# Limit of Perch



## papaperch (Apr 12, 2004)

Cranked a limit of perch out of Milton today. Water temp 49 degrees. Fish were in 11.5 fow. Swedish pimple with dropper and 1/2 worm on one rod. Spreader with 2 minners on 2nd rod. 





















Top pic " class photo " bottom pic one of the " seniors . Also caught was two short eyes and a huge channel cat and dozens of smaller perch. Was busy most of the 6 hours I was out there.


----------



## James F (Jul 2, 2005)

"I see fried fish" Good going what is the limit of perch at milton?


----------



## puterdude (Jan 27, 2006)

yummy,nice job!


----------



## StarkFisherman (May 17, 2008)

Dang... I didn't even know Milton had a high population of perch. Are there any good spots from shore to fish for them?


----------



## c. j. stone (Sep 24, 2006)

Congrats! Wow, forty inland perch! Very impressive!!


----------



## buckzye11 (Jul 16, 2009)

A fitting screen name.... nice job!


----------



## papaperch (Apr 12, 2004)

Not forty I stopped at 30. Forgot about inland limit being 40. Thats ok will be more there Friday when I go.


----------



## MadMac (May 2, 2005)

That is impressive on an inland lake Papa. Well done.


----------



## sonar (Mar 20, 2005)

Very well done Pap!! I've been wondering when they would be coming "in" out there??? and now I know ,,NOW!! GOOD JOB!! ----->>>>>sonar<<<<<-----


----------



## Steelhead Fever (Dec 31, 2009)

wow! i wish i can get out there, what side are you on?


----------



## icebucketjohn (Dec 22, 2005)

*nice!!!!!!!!!!!!!!!!*


----------



## eyekiller (Nov 3, 2011)

killer job pappy!


----------



## nick99 (Mar 8, 2010)

nice job!!!


----------



## Dred (Apr 3, 2011)

Nice, I wish I could get into some of those............


----------



## fishhoopie (Oct 16, 2011)

papaperch did you go out today? headed out sat morn. i can't pm until i have 5 posts since im new to the site. let me know how you did??


----------



## sonar (Mar 20, 2005)

Fishoopie,make 2 more posts,,then you are good buddy!! ----->>>>>sonar<<<<<-----


----------



## Fishin Chick (Feb 27, 2010)

Has anyone caught any perch here this week??


----------



## fritobandav (Jul 28, 2011)

nice messa fish


----------



## HUKEDONFISHING (Sep 16, 2010)

Lots of us have to travel all the way to the Big Ditch up north to catchem like that...Oh did I mention pay out the wazoo?


----------



## [email protected] (Nov 12, 2011)

where at on the lakr were you at


----------



## c. j. stone (Sep 24, 2006)

I was out last week and drifted using my trolling motor to slow me down on the east side from the Int. bridge to the dam.
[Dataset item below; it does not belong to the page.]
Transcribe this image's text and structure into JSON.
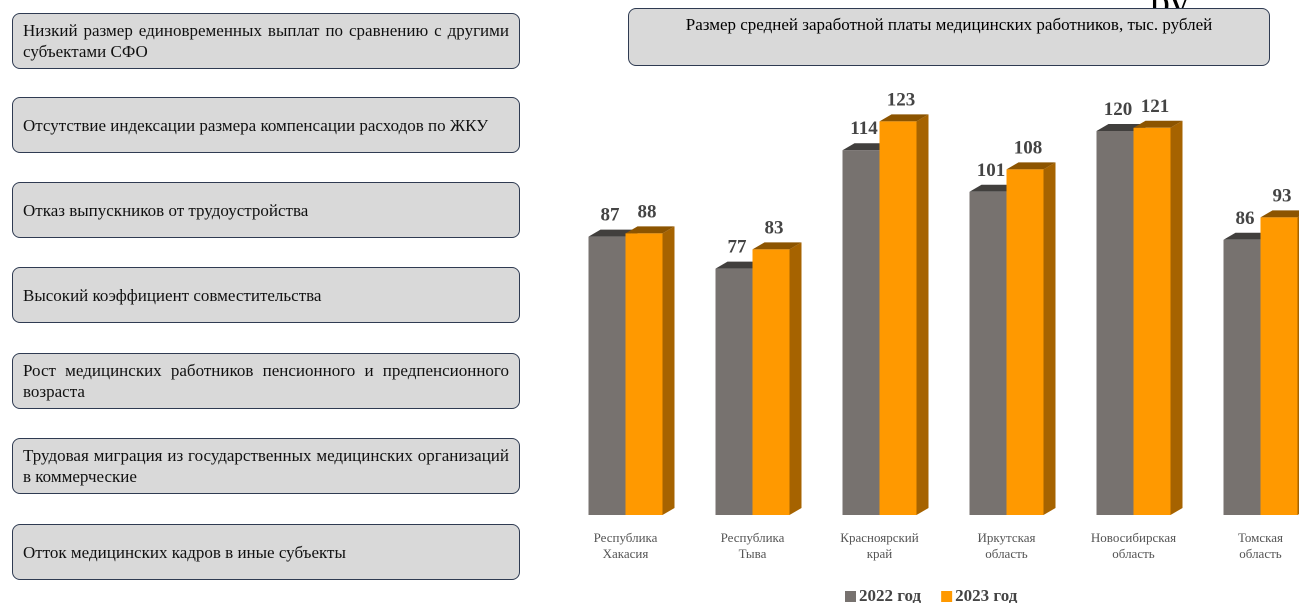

I was in 5-16 feet depending on the winds and used minnows on one rod and crawlers on the other. I got ONE 5" perch, one 6" walleye, and two FIVE pounds channels all on worms. Fished maybe four hours total. Maybe I was on the wrong side?


----------



## papaperch (Apr 12, 2004)

I anchored to get mine in 9-11' of water. We averaged at least 30 a trip until Sat. the 12 th of Nov. That day was a complete waste. Caught several small ones and only one over 8 inch. Gave up after about 5 hrs. 

I believe they have set up some place else. Going to try Berlin tomorrow the 15 th. If I can't find the crappies there will try to locate perch again at Milton next trip.


----------